From the known QTL genotypes of each candidate, two "true" genomic values (TV) were estimated by organizers: the genotypic value of the candidate (TGV) and the expectation of its progeny genotypic values (TBV). GEBV were computed by the participants following different statistical methods: random linear models (including BLUP and Ridge Regression), selection variable techniques (LASSO, Elastic Net) and Bayesian methods. Accuracy was evaluated by the correlation between TV (TGV or TBV) and GEBV presented by participants. Rank correlation of the best 10% of individuals and error in predictions were also evaluated. Bias was tested by regression of TV on GEBV.
Large differences between methods were found for all criteria and type of genetic values (TGV, TBV).

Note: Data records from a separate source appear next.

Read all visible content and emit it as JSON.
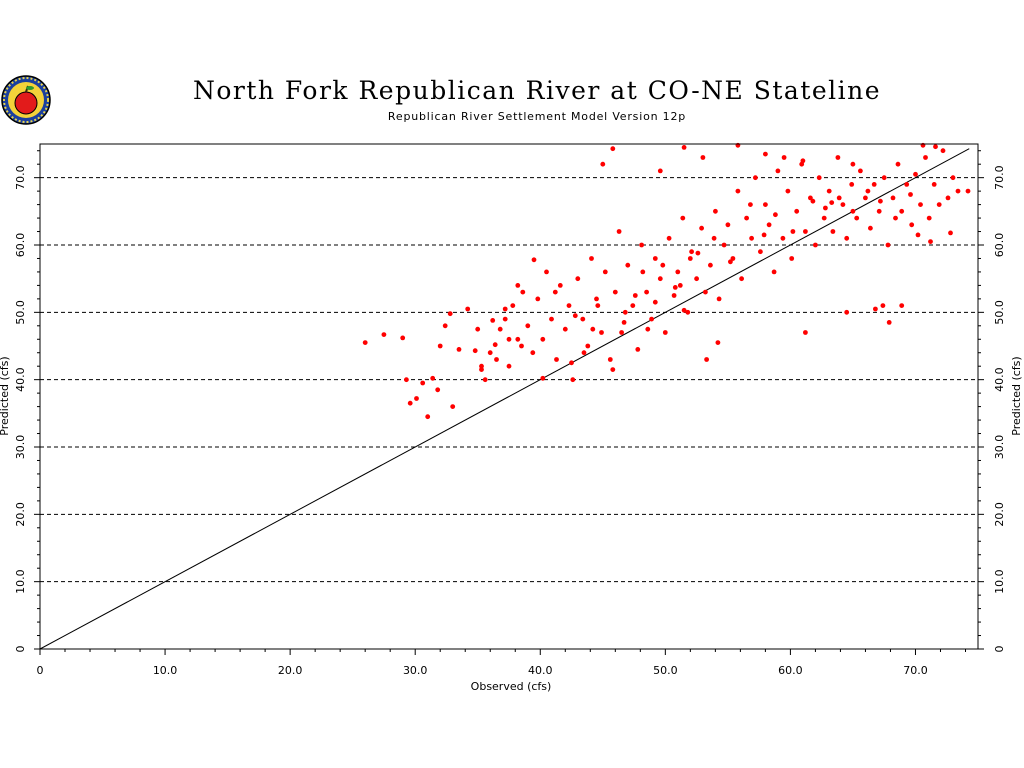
{
  "header": {
    "title": "North Fork Republican River at CO-NE Stateline",
    "subtitle": "Republican River Settlement Model Version 12p"
  },
  "colors": {
    "points": "#ff0000",
    "grid": "#000000",
    "line": "#000000"
  },
  "chart_data": {
    "type": "scatter",
    "title": "North Fork Republican River at CO-NE Stateline",
    "subtitle": "Republican River Settlement Model Version 12p",
    "xlabel": "Observed (cfs)",
    "ylabel": "Predicted (cfs)",
    "ylabel_right": "Predicted (cfs)",
    "xlim": [
      0,
      75
    ],
    "ylim": [
      0,
      75
    ],
    "x_tick_labels": [
      "0",
      "10.0",
      "20.0",
      "30.0",
      "40.0",
      "50.0",
      "60.0",
      "70.0"
    ],
    "y_tick_labels": [
      "0",
      "10.0",
      "20.0",
      "30.0",
      "40.0",
      "50.0",
      "60.0",
      "70.0"
    ],
    "grid": "horizontal dashed",
    "reference_line": "1:1",
    "series": [
      {
        "values": [
          [
            26,
            45.5
          ],
          [
            27.5,
            46.7
          ],
          [
            29,
            46.2
          ],
          [
            29.3,
            40
          ],
          [
            29.6,
            36.5
          ],
          [
            30.1,
            37.2
          ],
          [
            30.6,
            39.5
          ],
          [
            31,
            34.5
          ],
          [
            31.4,
            40.2
          ],
          [
            31.8,
            38.5
          ],
          [
            32,
            45
          ],
          [
            32.4,
            48
          ],
          [
            33,
            36
          ],
          [
            33.5,
            44.5
          ],
          [
            32.8,
            49.8
          ],
          [
            34.2,
            50.5
          ],
          [
            35,
            47.5
          ],
          [
            35.3,
            42
          ],
          [
            35.6,
            40
          ],
          [
            36,
            44
          ],
          [
            36.4,
            45.2
          ],
          [
            36.8,
            47.5
          ],
          [
            37.2,
            49
          ],
          [
            37.5,
            42
          ],
          [
            37.8,
            51
          ],
          [
            38.2,
            46
          ],
          [
            38.6,
            53
          ],
          [
            39,
            48
          ],
          [
            39.4,
            44
          ],
          [
            39.8,
            52
          ],
          [
            40.2,
            46
          ],
          [
            40.5,
            56
          ],
          [
            40.9,
            49
          ],
          [
            41.3,
            43
          ],
          [
            41.6,
            54
          ],
          [
            42,
            47.5
          ],
          [
            42.3,
            51
          ],
          [
            42.6,
            40
          ],
          [
            43,
            55
          ],
          [
            43.4,
            49
          ],
          [
            43.8,
            45
          ],
          [
            44.1,
            58
          ],
          [
            44.5,
            52
          ],
          [
            44.9,
            47
          ],
          [
            45.2,
            56
          ],
          [
            45.6,
            43
          ],
          [
            46,
            53
          ],
          [
            46.3,
            62
          ],
          [
            46.7,
            48.5
          ],
          [
            47,
            57
          ],
          [
            47.4,
            51
          ],
          [
            47.8,
            44.5
          ],
          [
            48.1,
            60
          ],
          [
            48.5,
            53
          ],
          [
            48.9,
            49
          ],
          [
            49.2,
            58
          ],
          [
            49.6,
            55
          ],
          [
            50,
            47
          ],
          [
            50.3,
            61
          ],
          [
            50.7,
            52.5
          ],
          [
            51,
            56
          ],
          [
            51.4,
            64
          ],
          [
            51.8,
            50
          ],
          [
            52.1,
            59
          ],
          [
            52.5,
            55
          ],
          [
            52.9,
            62.5
          ],
          [
            53.2,
            53
          ],
          [
            53.6,
            57
          ],
          [
            54,
            65
          ],
          [
            54.3,
            52
          ],
          [
            54.7,
            60
          ],
          [
            55,
            63
          ],
          [
            55.4,
            58
          ],
          [
            55.8,
            68
          ],
          [
            56.1,
            55
          ],
          [
            56.5,
            64
          ],
          [
            56.9,
            61
          ],
          [
            57.2,
            70
          ],
          [
            57.6,
            59
          ],
          [
            58,
            66
          ],
          [
            58.3,
            63
          ],
          [
            58.7,
            56
          ],
          [
            59,
            71
          ],
          [
            59.4,
            61
          ],
          [
            59.8,
            68
          ],
          [
            60.1,
            58
          ],
          [
            60.5,
            65
          ],
          [
            60.9,
            72
          ],
          [
            61.2,
            62
          ],
          [
            61.6,
            67
          ],
          [
            62,
            60
          ],
          [
            62.3,
            70
          ],
          [
            62.7,
            64
          ],
          [
            63.1,
            68
          ],
          [
            63.4,
            62
          ],
          [
            63.8,
            73
          ],
          [
            64.2,
            66
          ],
          [
            64.5,
            61
          ],
          [
            64.9,
            69
          ],
          [
            65.3,
            64
          ],
          [
            65.6,
            71
          ],
          [
            66,
            67
          ],
          [
            66.4,
            62.5
          ],
          [
            66.7,
            69
          ],
          [
            67.1,
            65
          ],
          [
            67.5,
            70
          ],
          [
            67.8,
            60
          ],
          [
            68.2,
            67
          ],
          [
            68.6,
            72
          ],
          [
            68.9,
            65
          ],
          [
            69.3,
            69
          ],
          [
            69.7,
            63
          ],
          [
            70,
            70.5
          ],
          [
            70.4,
            66
          ],
          [
            70.8,
            73
          ],
          [
            71.1,
            64
          ],
          [
            71.5,
            69
          ],
          [
            71.9,
            66
          ],
          [
            72.2,
            74
          ],
          [
            72.6,
            67
          ],
          [
            73,
            70
          ],
          [
            73.4,
            68
          ],
          [
            74.2,
            68
          ],
          [
            45,
            72
          ],
          [
            45.8,
            74.3
          ],
          [
            51.5,
            74.5
          ],
          [
            55.8,
            74.8
          ],
          [
            58,
            73.5
          ],
          [
            61,
            72.5
          ],
          [
            65,
            72
          ],
          [
            70.6,
            74.8
          ],
          [
            71.6,
            74.6
          ],
          [
            49.6,
            71
          ],
          [
            53,
            73
          ],
          [
            59.5,
            73
          ],
          [
            63.3,
            66.3
          ],
          [
            64.5,
            50
          ],
          [
            66.8,
            50.5
          ],
          [
            67.4,
            51
          ],
          [
            67.9,
            48.5
          ],
          [
            68.9,
            51
          ],
          [
            61.2,
            47
          ],
          [
            53.3,
            43
          ],
          [
            54.2,
            45.5
          ],
          [
            51.5,
            50.3
          ],
          [
            52,
            58
          ],
          [
            49.2,
            51.5
          ],
          [
            50.8,
            53.7
          ],
          [
            48.6,
            47.5
          ],
          [
            47.6,
            52.5
          ],
          [
            46.5,
            47
          ],
          [
            45.8,
            41.5
          ],
          [
            43.5,
            44
          ],
          [
            42.5,
            42.5
          ],
          [
            40.2,
            40.2
          ],
          [
            38.5,
            45
          ],
          [
            37.5,
            46
          ],
          [
            36.2,
            48.8
          ],
          [
            35.3,
            41.5
          ],
          [
            34.8,
            44.3
          ],
          [
            42.8,
            49.5
          ],
          [
            44.6,
            51
          ],
          [
            46.8,
            50
          ],
          [
            48.2,
            56
          ],
          [
            49.8,
            57
          ],
          [
            51.2,
            54
          ],
          [
            52.6,
            58.8
          ],
          [
            53.9,
            61
          ],
          [
            55.2,
            57.5
          ],
          [
            56.8,
            66
          ],
          [
            57.9,
            61.5
          ],
          [
            58.8,
            64.5
          ],
          [
            60.2,
            62
          ],
          [
            61.8,
            66.5
          ],
          [
            62.8,
            65.5
          ],
          [
            63.9,
            67
          ],
          [
            65,
            65
          ],
          [
            66.2,
            68
          ],
          [
            67.2,
            66.5
          ],
          [
            68.4,
            64
          ],
          [
            69.6,
            67.5
          ],
          [
            70.2,
            61.5
          ],
          [
            71.2,
            60.5
          ],
          [
            72.8,
            61.8
          ],
          [
            44.2,
            47.5
          ],
          [
            41.2,
            53
          ],
          [
            39.5,
            57.8
          ],
          [
            38.2,
            54
          ],
          [
            37.2,
            50.5
          ],
          [
            36.5,
            43
          ]
        ]
      }
    ]
  }
}
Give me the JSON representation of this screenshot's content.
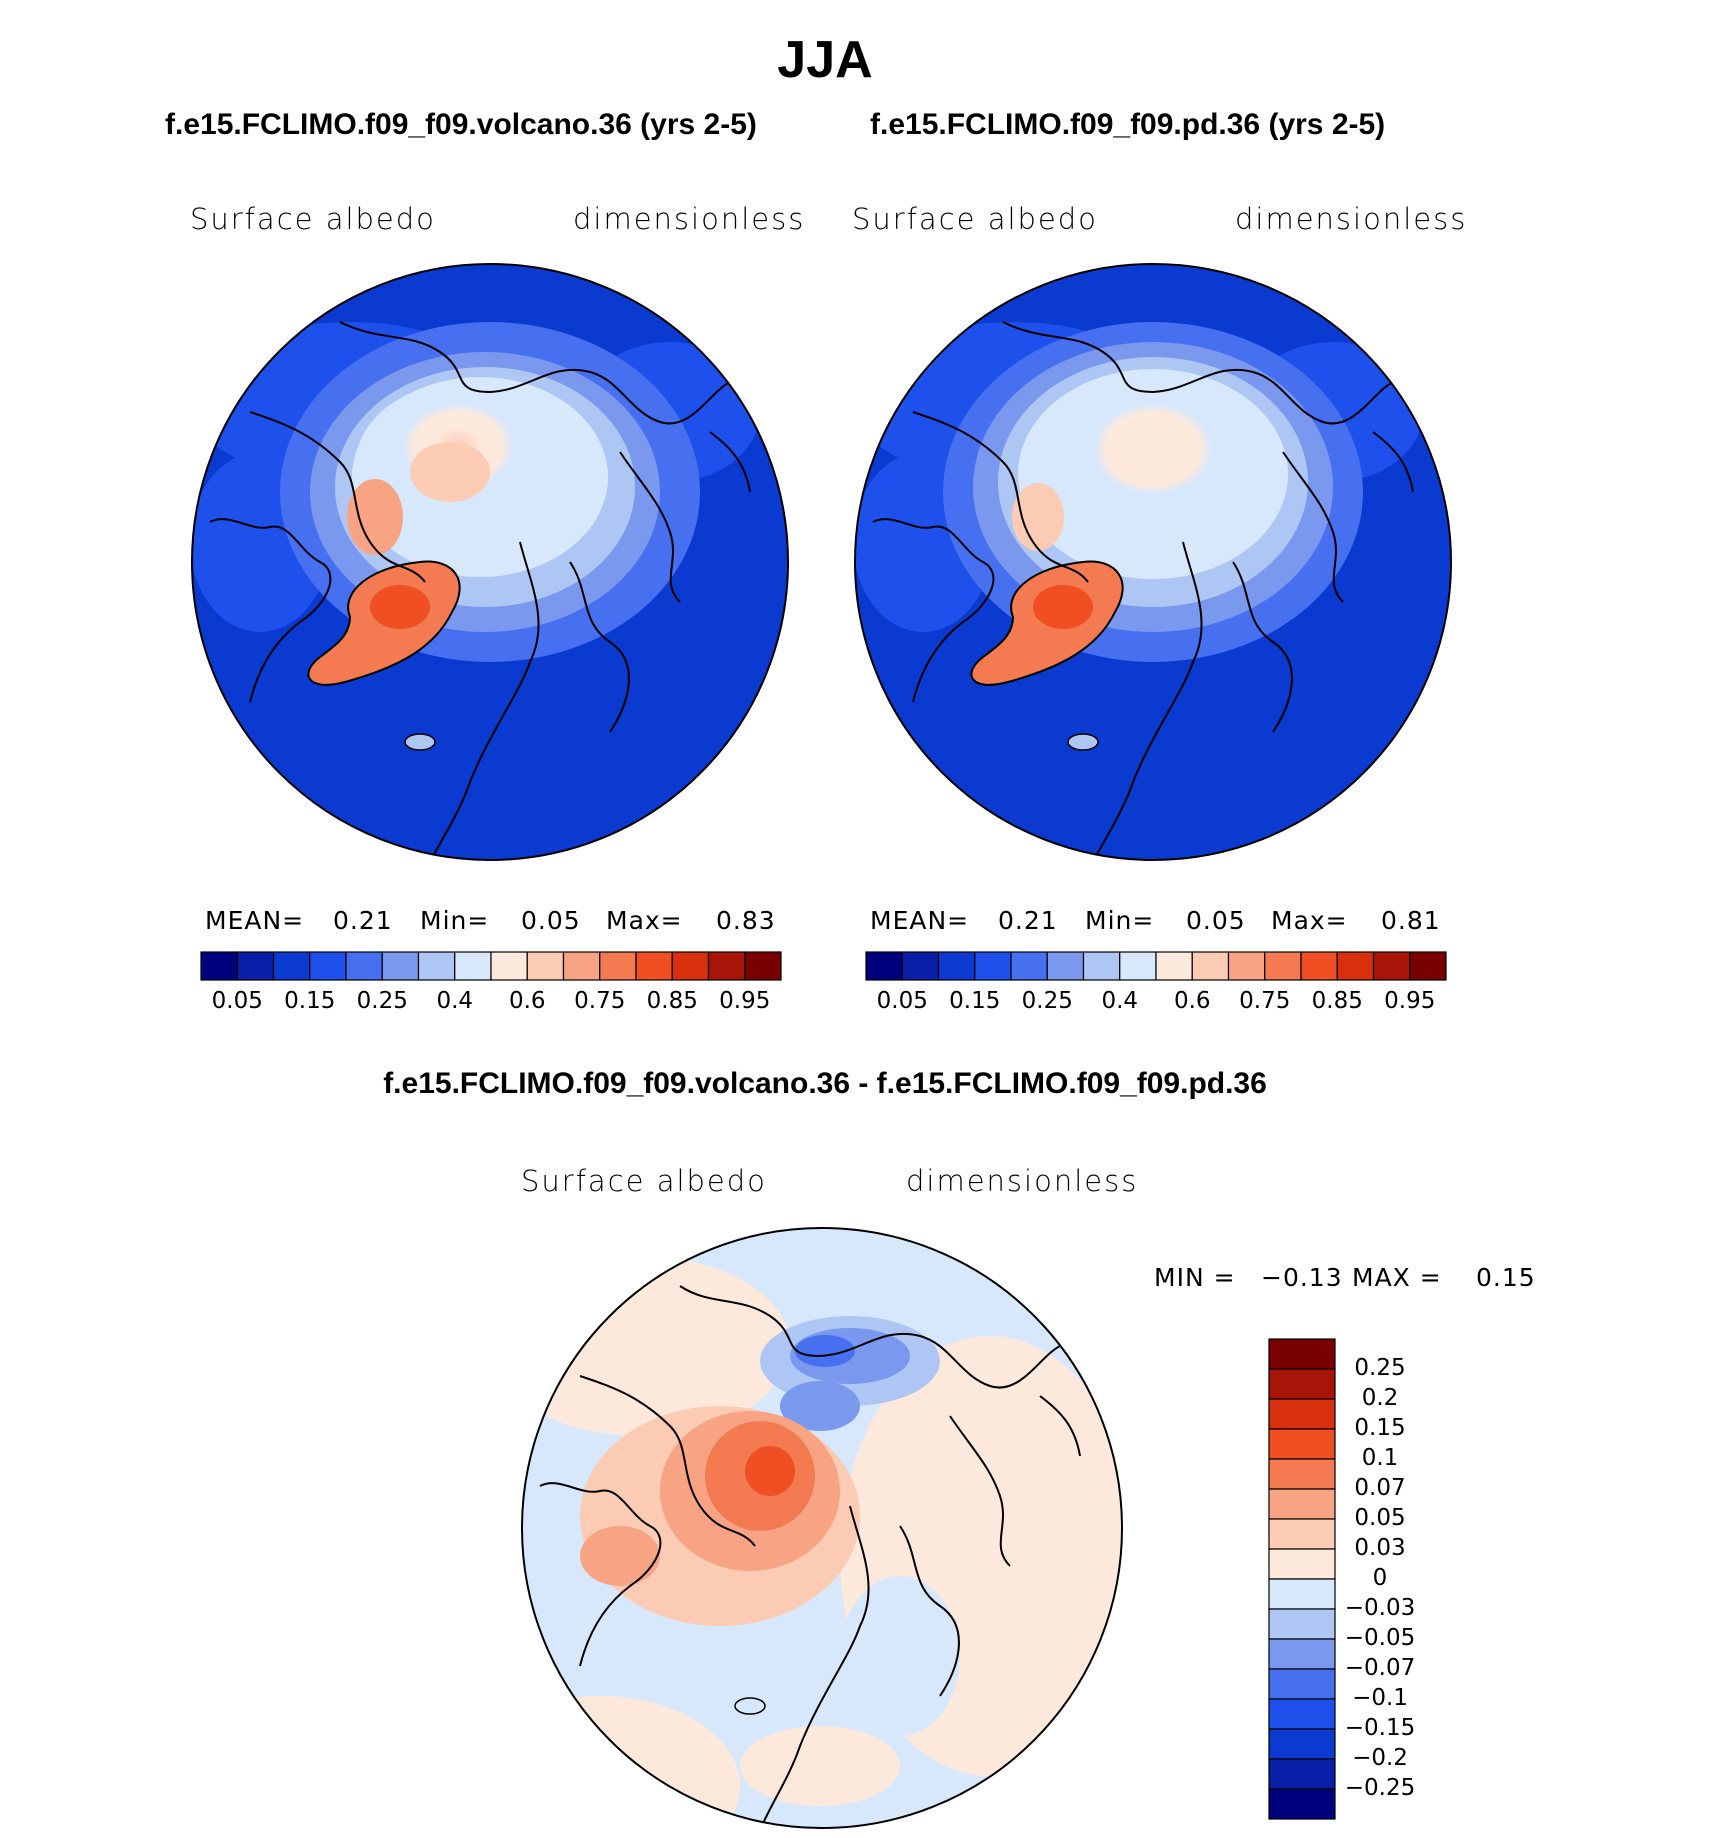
{
  "title": "JJA",
  "panels": [
    {
      "case_title": "f.e15.FCLIMO.f09_f09.volcano.36 (yrs 2-5)",
      "variable": "Surface albedo",
      "units": "dimensionless",
      "stats": {
        "mean_label": "MEAN=",
        "mean": "0.21",
        "min_label": "Min=",
        "min": "0.05",
        "max_label": "Max=",
        "max": "0.83"
      }
    },
    {
      "case_title": "f.e15.FCLIMO.f09_f09.pd.36 (yrs 2-5)",
      "variable": "Surface albedo",
      "units": "dimensionless",
      "stats": {
        "mean_label": "MEAN=",
        "mean": "0.21",
        "min_label": "Min=",
        "min": "0.05",
        "max_label": "Max=",
        "max": "0.81"
      }
    }
  ],
  "colorbar": {
    "colors": [
      "#00007f",
      "#0a1fa8",
      "#0a3ad0",
      "#1e50ec",
      "#4670f0",
      "#7a98ee",
      "#aec6f4",
      "#d8e8fc",
      "#fde9dc",
      "#fbcbb4",
      "#f7a384",
      "#f47a52",
      "#f04f24",
      "#d8300c",
      "#a81408",
      "#7a0000"
    ],
    "tick_labels": [
      "0.05",
      "0.15",
      "0.25",
      "0.4",
      "0.6",
      "0.75",
      "0.85",
      "0.95"
    ]
  },
  "difference": {
    "title": "f.e15.FCLIMO.f09_f09.volcano.36 - f.e15.FCLIMO.f09_f09.pd.36",
    "variable": "Surface albedo",
    "units": "dimensionless",
    "min_label": "MIN =",
    "min": "−0.13",
    "max_label": "MAX =",
    "max": "0.15",
    "colorbar_colors": [
      "#7a0000",
      "#a81408",
      "#d8300c",
      "#f04f24",
      "#f47a52",
      "#f7a384",
      "#fbcbb4",
      "#fde9dc",
      "#d8e8fc",
      "#aec6f4",
      "#7a98ee",
      "#4670f0",
      "#1e50ec",
      "#0a3ad0",
      "#0a1fa8",
      "#00007f"
    ],
    "colorbar_labels": [
      "0.25",
      "0.2",
      "0.15",
      "0.1",
      "0.07",
      "0.05",
      "0.03",
      "0",
      "−0.03",
      "−0.05",
      "−0.07",
      "−0.1",
      "−0.15",
      "−0.2",
      "−0.25"
    ]
  }
}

In general, the criteria ranked consistently methods belonging to the same family.
Bayesian methods - A<B<C<Cπ - were the most efficient whatever the criteria and the True Value considered (with the notable exception of the MSEP of the TBV). The selection variable procedures (LASSO, Elastic Net and some adaptations) performed similarly, probably at a much lower computing cost. The TABLUP, which combines BayesB and GBLUP, generally did well. The simplest methods, GBLUP or Ridge Regression, and even worst, the fixed linear model, were much less efficient.